Die Biden-Administration und das Pentagon haben damit begonnen, eine Reihe von Optionen in Betracht zu ziehen. Die Regierung könnte in Betracht ziehen, die Zahl der Truppen im Land vorübergehend zu erhöhen und den Befehl von Präsident Donald J. Trump, die Streitkräfte in den letzten Wochen seiner Amtszeit zu reduzieren, rückgängig machen.

General Dunford sagte, dass Experten der Studiengruppe gesagt hätten, dass 4.500 amerikanische Truppen, die Truppenpräsenz, die letzten Herbst in Afghanistan war, die richtige Zahl sei. Dennoch sagte er, dass jede Entscheidung über die Aufstockung der Streitkräfte auf dieses Niveau am besten den Kommandeuren in Afghanistan überlassen werden sollte. Die aktuelle Zahl amerikanischer Truppen in Afghanistan liegt bei etwa 2.500.

General Dunford sagte, der Bericht der Gruppe sei von Herrn Bidens Übergangsteam allgemein positiv aufgenommen worden, als die Mitglieder Ende letzten Jahres informiert wurden. Die Gruppe traf sich diese Woche mit Zalmay Khalilzad, dem in Afghanistan geborenen amerikanischen Gesandten für Afghanistan, der von der Biden-Regierung weiterbeschäftigt wird.

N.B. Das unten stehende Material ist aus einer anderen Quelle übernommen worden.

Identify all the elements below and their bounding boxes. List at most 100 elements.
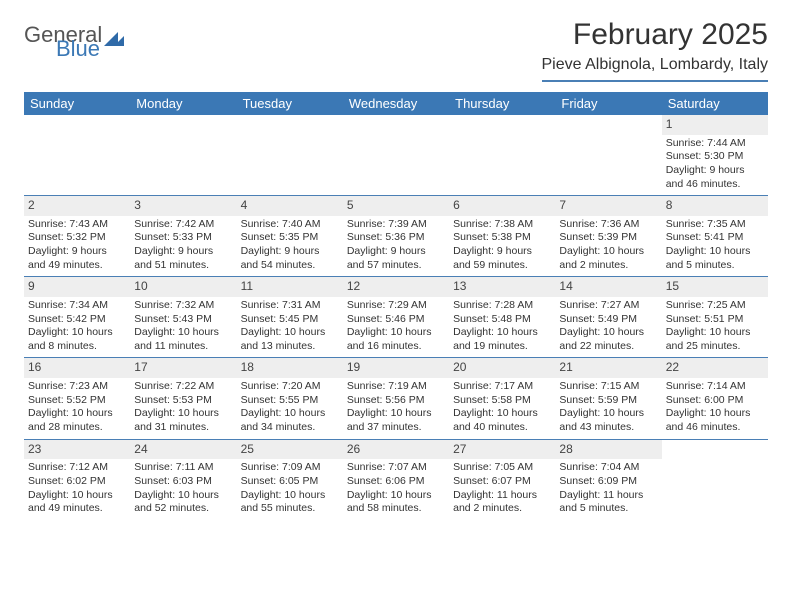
sunrise-text: Sunrise: 7:29 AM <box>347 299 445 313</box>
sunset-text: Sunset: 5:36 PM <box>347 231 445 245</box>
sunset-text: Sunset: 6:09 PM <box>559 475 657 489</box>
sunset-text: Sunset: 5:56 PM <box>347 394 445 408</box>
daylight-text: Daylight: 10 hours and 5 minutes. <box>666 245 764 272</box>
day-cell: 20Sunrise: 7:17 AMSunset: 5:58 PMDayligh… <box>449 358 555 438</box>
day-body: Sunrise: 7:40 AMSunset: 5:35 PMDaylight:… <box>237 216 343 277</box>
day-cell: 14Sunrise: 7:27 AMSunset: 5:49 PMDayligh… <box>555 277 661 357</box>
day-number: 9 <box>24 277 130 297</box>
week-row: 1 Sunrise: 7:44 AMSunset: 5:30 PMDaylight… <box>24 115 768 195</box>
day-number: 24 <box>130 440 236 460</box>
day-cell: 26Sunrise: 7:07 AMSunset: 6:06 PMDayligh… <box>343 440 449 520</box>
day-number: 6 <box>449 196 555 216</box>
logo-text-blue: Blue <box>56 38 124 60</box>
day-body: Sunrise: 7:28 AMSunset: 5:48 PMDaylight:… <box>449 297 555 358</box>
sunrise-text: Sunrise: 7:40 AM <box>241 218 339 232</box>
sunset-text: Sunset: 6:06 PM <box>347 475 445 489</box>
daylight-text: Daylight: 10 hours and 58 minutes. <box>347 489 445 516</box>
daylight-text: Daylight: 9 hours and 57 minutes. <box>347 245 445 272</box>
sunrise-text: Sunrise: 7:28 AM <box>453 299 551 313</box>
sunrise-text: Sunrise: 7:25 AM <box>666 299 764 313</box>
daylight-text: Daylight: 9 hours and 46 minutes. <box>666 164 764 191</box>
day-body: Sunrise: 7:35 AMSunset: 5:41 PMDaylight:… <box>662 216 768 277</box>
day-body: Sunrise: 7:23 AMSunset: 5:52 PMDaylight:… <box>24 378 130 439</box>
page-title: February 2025 <box>542 18 769 52</box>
day-number: 25 <box>237 440 343 460</box>
day-body: Sunrise: 7:34 AMSunset: 5:42 PMDaylight:… <box>24 297 130 358</box>
weekday-header: Friday <box>555 92 661 115</box>
day-cell <box>237 115 343 195</box>
sunset-text: Sunset: 5:53 PM <box>134 394 232 408</box>
day-body: Sunrise: 7:19 AMSunset: 5:56 PMDaylight:… <box>343 378 449 439</box>
sunrise-text: Sunrise: 7:19 AM <box>347 380 445 394</box>
sunset-text: Sunset: 6:03 PM <box>134 475 232 489</box>
sunset-text: Sunset: 5:49 PM <box>559 313 657 327</box>
day-body: Sunrise: 7:42 AMSunset: 5:33 PMDaylight:… <box>130 216 236 277</box>
day-body: Sunrise: 7:05 AMSunset: 6:07 PMDaylight:… <box>449 459 555 520</box>
day-cell <box>449 115 555 195</box>
day-cell: 25Sunrise: 7:09 AMSunset: 6:05 PMDayligh… <box>237 440 343 520</box>
day-cell: 19Sunrise: 7:19 AMSunset: 5:56 PMDayligh… <box>343 358 449 438</box>
daylight-text: Daylight: 10 hours and 37 minutes. <box>347 407 445 434</box>
day-number: 16 <box>24 358 130 378</box>
daylight-text: Daylight: 9 hours and 49 minutes. <box>28 245 126 272</box>
day-cell: 18Sunrise: 7:20 AMSunset: 5:55 PMDayligh… <box>237 358 343 438</box>
sunrise-text: Sunrise: 7:36 AM <box>559 218 657 232</box>
day-body: Sunrise: 7:38 AMSunset: 5:38 PMDaylight:… <box>449 216 555 277</box>
day-cell: 15Sunrise: 7:25 AMSunset: 5:51 PMDayligh… <box>662 277 768 357</box>
sunset-text: Sunset: 5:55 PM <box>241 394 339 408</box>
daylight-text: Daylight: 10 hours and 2 minutes. <box>559 245 657 272</box>
sunrise-text: Sunrise: 7:04 AM <box>559 461 657 475</box>
day-number: 3 <box>130 196 236 216</box>
day-cell <box>662 440 768 520</box>
day-number: 17 <box>130 358 236 378</box>
weekday-header: Tuesday <box>237 92 343 115</box>
daylight-text: Daylight: 10 hours and 28 minutes. <box>28 407 126 434</box>
sunrise-text: Sunrise: 7:38 AM <box>453 218 551 232</box>
week-row: 23Sunrise: 7:12 AMSunset: 6:02 PMDayligh… <box>24 439 768 520</box>
day-number: 15 <box>662 277 768 297</box>
day-cell: 12Sunrise: 7:29 AMSunset: 5:46 PMDayligh… <box>343 277 449 357</box>
day-body: Sunrise: 7:39 AMSunset: 5:36 PMDaylight:… <box>343 216 449 277</box>
daylight-text: Daylight: 10 hours and 55 minutes. <box>241 489 339 516</box>
sunset-text: Sunset: 5:38 PM <box>453 231 551 245</box>
sunset-text: Sunset: 5:32 PM <box>28 231 126 245</box>
day-number: 18 <box>237 358 343 378</box>
sunset-text: Sunset: 5:39 PM <box>559 231 657 245</box>
day-cell: 24Sunrise: 7:11 AMSunset: 6:03 PMDayligh… <box>130 440 236 520</box>
daylight-text: Daylight: 10 hours and 40 minutes. <box>453 407 551 434</box>
day-number: 10 <box>130 277 236 297</box>
daylight-text: Daylight: 10 hours and 11 minutes. <box>134 326 232 353</box>
weekday-header: Monday <box>130 92 236 115</box>
day-cell: 11Sunrise: 7:31 AMSunset: 5:45 PMDayligh… <box>237 277 343 357</box>
daylight-text: Daylight: 10 hours and 52 minutes. <box>134 489 232 516</box>
day-cell: 6Sunrise: 7:38 AMSunset: 5:38 PMDaylight… <box>449 196 555 276</box>
day-cell: 2Sunrise: 7:43 AMSunset: 5:32 PMDaylight… <box>24 196 130 276</box>
daylight-text: Daylight: 10 hours and 46 minutes. <box>666 407 764 434</box>
day-cell: 5Sunrise: 7:39 AMSunset: 5:36 PMDaylight… <box>343 196 449 276</box>
day-body: Sunrise: 7:15 AMSunset: 5:59 PMDaylight:… <box>555 378 661 439</box>
day-number: 1 <box>662 115 768 135</box>
weekday-header: Wednesday <box>343 92 449 115</box>
daylight-text: Daylight: 10 hours and 8 minutes. <box>28 326 126 353</box>
day-cell: 16Sunrise: 7:23 AMSunset: 5:52 PMDayligh… <box>24 358 130 438</box>
sunrise-text: Sunrise: 7:35 AM <box>666 218 764 232</box>
day-number: 27 <box>449 440 555 460</box>
sunset-text: Sunset: 5:48 PM <box>453 313 551 327</box>
weekday-header: Thursday <box>449 92 555 115</box>
sunrise-text: Sunrise: 7:09 AM <box>241 461 339 475</box>
daylight-text: Daylight: 10 hours and 31 minutes. <box>134 407 232 434</box>
sunrise-text: Sunrise: 7:39 AM <box>347 218 445 232</box>
day-number: 5 <box>343 196 449 216</box>
sunset-text: Sunset: 5:30 PM <box>666 150 764 164</box>
sunset-text: Sunset: 5:58 PM <box>453 394 551 408</box>
sunrise-text: Sunrise: 7:27 AM <box>559 299 657 313</box>
sunset-text: Sunset: 5:43 PM <box>134 313 232 327</box>
sunrise-text: Sunrise: 7:14 AM <box>666 380 764 394</box>
day-body: Sunrise: 7:32 AMSunset: 5:43 PMDaylight:… <box>130 297 236 358</box>
week-row: 16Sunrise: 7:23 AMSunset: 5:52 PMDayligh… <box>24 357 768 438</box>
sunset-text: Sunset: 6:00 PM <box>666 394 764 408</box>
day-body: Sunrise: 7:17 AMSunset: 5:58 PMDaylight:… <box>449 378 555 439</box>
header: General Blue February 2025 Pieve Albigno… <box>24 18 768 82</box>
day-number: 19 <box>343 358 449 378</box>
sunrise-text: Sunrise: 7:44 AM <box>666 137 764 151</box>
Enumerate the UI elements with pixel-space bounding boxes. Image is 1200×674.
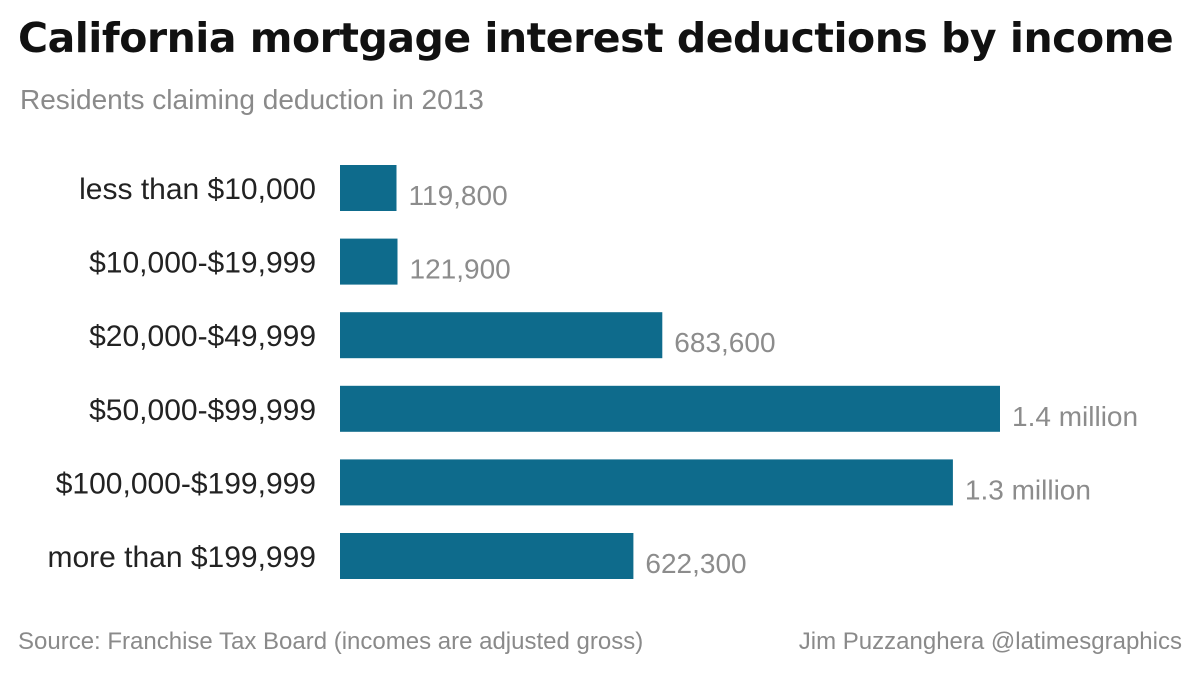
value-label: 119,800 — [409, 180, 508, 211]
bar — [340, 238, 398, 285]
value-label: 121,900 — [410, 254, 511, 285]
bar — [340, 312, 663, 359]
bar — [340, 165, 397, 211]
bar — [340, 533, 634, 579]
chart-subtitle: Residents claiming deduction in 2013 — [20, 84, 484, 115]
value-label: 622,300 — [645, 548, 746, 579]
category-label: $10,000-$19,999 — [89, 247, 316, 280]
value-label: 1.3 million — [965, 474, 1091, 505]
chart-title: California mortgage interest deductions … — [18, 14, 1174, 62]
category-label: less than $10,000 — [79, 173, 316, 206]
credit-note: Jim Puzzanghera @latimesgraphics — [798, 628, 1182, 655]
value-label: 683,600 — [674, 327, 775, 358]
bar — [340, 459, 953, 506]
category-label: $20,000-$49,999 — [89, 320, 316, 353]
category-label: $100,000-$199,999 — [56, 467, 316, 500]
category-label: more than $199,999 — [47, 541, 316, 574]
value-label: 1.4 million — [1012, 401, 1138, 432]
category-label: $50,000-$99,999 — [89, 394, 316, 427]
bar — [340, 385, 1000, 432]
source-note: Source: Franchise Tax Board (incomes are… — [18, 628, 644, 655]
bars-group: less than $10,000 119,800 $10,000-$19,999 1… — [47, 165, 1138, 579]
bar-chart: less than $10,000 119,800 $10,000-$19,999 1… — [47, 165, 1138, 579]
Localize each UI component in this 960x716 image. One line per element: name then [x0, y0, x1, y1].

Herr Khalilzad ist der Architekt des Friedensabkommens und hat eine starke Arbeitsbeziehung mit den Taliban. General Dunford sagte, er erwarte, dass Mr. Khalilzad dies tun würde, wenn die Biden-Regierung die Empfehlungen der Studiengruppe annehmen würde.

Julian E. Barnes berichtete aus Washington und Thomas Gibbons-Neff aus Kabul. Fatima Faizi und Fahim Abed in Kabul trugen zur Berichterstattung bei.